Loan programs, most of them anyway, are approved electronically with an automated underwriting system, or AUS. When a loan application is submitted through an AUS, a decision is issued almost immediately. This process also means a loan application could have a front ratio of 35 and still be approved. If the automated approval is indeed issued, the ratios are essentially ignored. That is unless the ratio exceeds an established limit. For example, if the back ratio limit is 50 and the loan carries a back ratio of 52, the loan will likely be turned down.

Okay, let’s return to affordability as it relates to your comfort level. For those with a sizable down payment and solid credit scores, allowable debt ratios could be as high as 40 and 50. Sometimes when someone asks for a prequalification from a loan officer, they might be surprised at how much they can qualify for, especially in a low-rate environment.
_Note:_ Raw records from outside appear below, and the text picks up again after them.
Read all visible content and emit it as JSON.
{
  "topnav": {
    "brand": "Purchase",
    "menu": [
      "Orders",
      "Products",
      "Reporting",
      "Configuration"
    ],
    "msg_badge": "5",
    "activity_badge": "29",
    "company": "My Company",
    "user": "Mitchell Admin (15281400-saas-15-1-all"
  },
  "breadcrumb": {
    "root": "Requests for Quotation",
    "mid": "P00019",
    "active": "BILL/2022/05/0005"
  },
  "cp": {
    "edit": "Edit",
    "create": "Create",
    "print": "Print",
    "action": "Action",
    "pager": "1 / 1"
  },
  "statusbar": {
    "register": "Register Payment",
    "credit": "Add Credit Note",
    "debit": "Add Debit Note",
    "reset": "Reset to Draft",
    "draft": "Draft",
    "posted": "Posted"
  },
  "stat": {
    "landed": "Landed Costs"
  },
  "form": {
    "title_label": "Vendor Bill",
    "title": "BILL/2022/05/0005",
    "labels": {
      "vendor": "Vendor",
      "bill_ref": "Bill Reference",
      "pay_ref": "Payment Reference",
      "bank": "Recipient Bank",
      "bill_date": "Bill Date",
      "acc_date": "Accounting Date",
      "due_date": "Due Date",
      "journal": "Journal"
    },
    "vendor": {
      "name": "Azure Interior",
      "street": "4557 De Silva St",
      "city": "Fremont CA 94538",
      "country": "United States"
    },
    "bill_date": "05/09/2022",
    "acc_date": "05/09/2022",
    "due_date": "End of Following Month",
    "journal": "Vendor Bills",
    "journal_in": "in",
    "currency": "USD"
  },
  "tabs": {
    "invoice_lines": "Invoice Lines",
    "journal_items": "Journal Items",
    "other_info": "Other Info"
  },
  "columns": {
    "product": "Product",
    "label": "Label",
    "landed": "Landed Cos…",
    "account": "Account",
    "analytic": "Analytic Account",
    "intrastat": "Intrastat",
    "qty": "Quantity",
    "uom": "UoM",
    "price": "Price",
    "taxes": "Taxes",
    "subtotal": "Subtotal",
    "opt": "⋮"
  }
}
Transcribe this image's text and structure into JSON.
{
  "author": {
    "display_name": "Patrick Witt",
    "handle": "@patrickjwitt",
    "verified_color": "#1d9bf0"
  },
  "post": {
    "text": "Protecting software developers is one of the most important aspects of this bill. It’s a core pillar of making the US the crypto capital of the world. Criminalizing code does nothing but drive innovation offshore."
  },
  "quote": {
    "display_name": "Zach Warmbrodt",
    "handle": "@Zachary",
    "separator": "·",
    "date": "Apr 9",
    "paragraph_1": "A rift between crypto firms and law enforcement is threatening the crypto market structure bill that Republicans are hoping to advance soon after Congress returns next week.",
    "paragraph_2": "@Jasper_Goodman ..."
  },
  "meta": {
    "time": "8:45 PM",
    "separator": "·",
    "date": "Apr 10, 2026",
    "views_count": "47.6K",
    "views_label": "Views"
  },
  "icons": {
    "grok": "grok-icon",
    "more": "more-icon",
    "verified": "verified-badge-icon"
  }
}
Yet just because someone can qualify for a higher amount, the mortgage payment might be somewhat uncomfortable for the applicant. Sometimes the new payment crosses a ‘payment shock’ threshold. If someone is used to paying $1,000 per month in rent but discover they can qualify for a $2,000 payment, that could be a shock. If this is you and you find out how much you can qualify for but it’s way more than you’re used to, don’t feel obligated to take the maximum? You are going to be the one making the monthly payments, not the lender. Take what you’re comfortable with. If that’s the maximum, then fine. Otherwise, stay in your own lane and get a mortgage amount that’s familiar with you.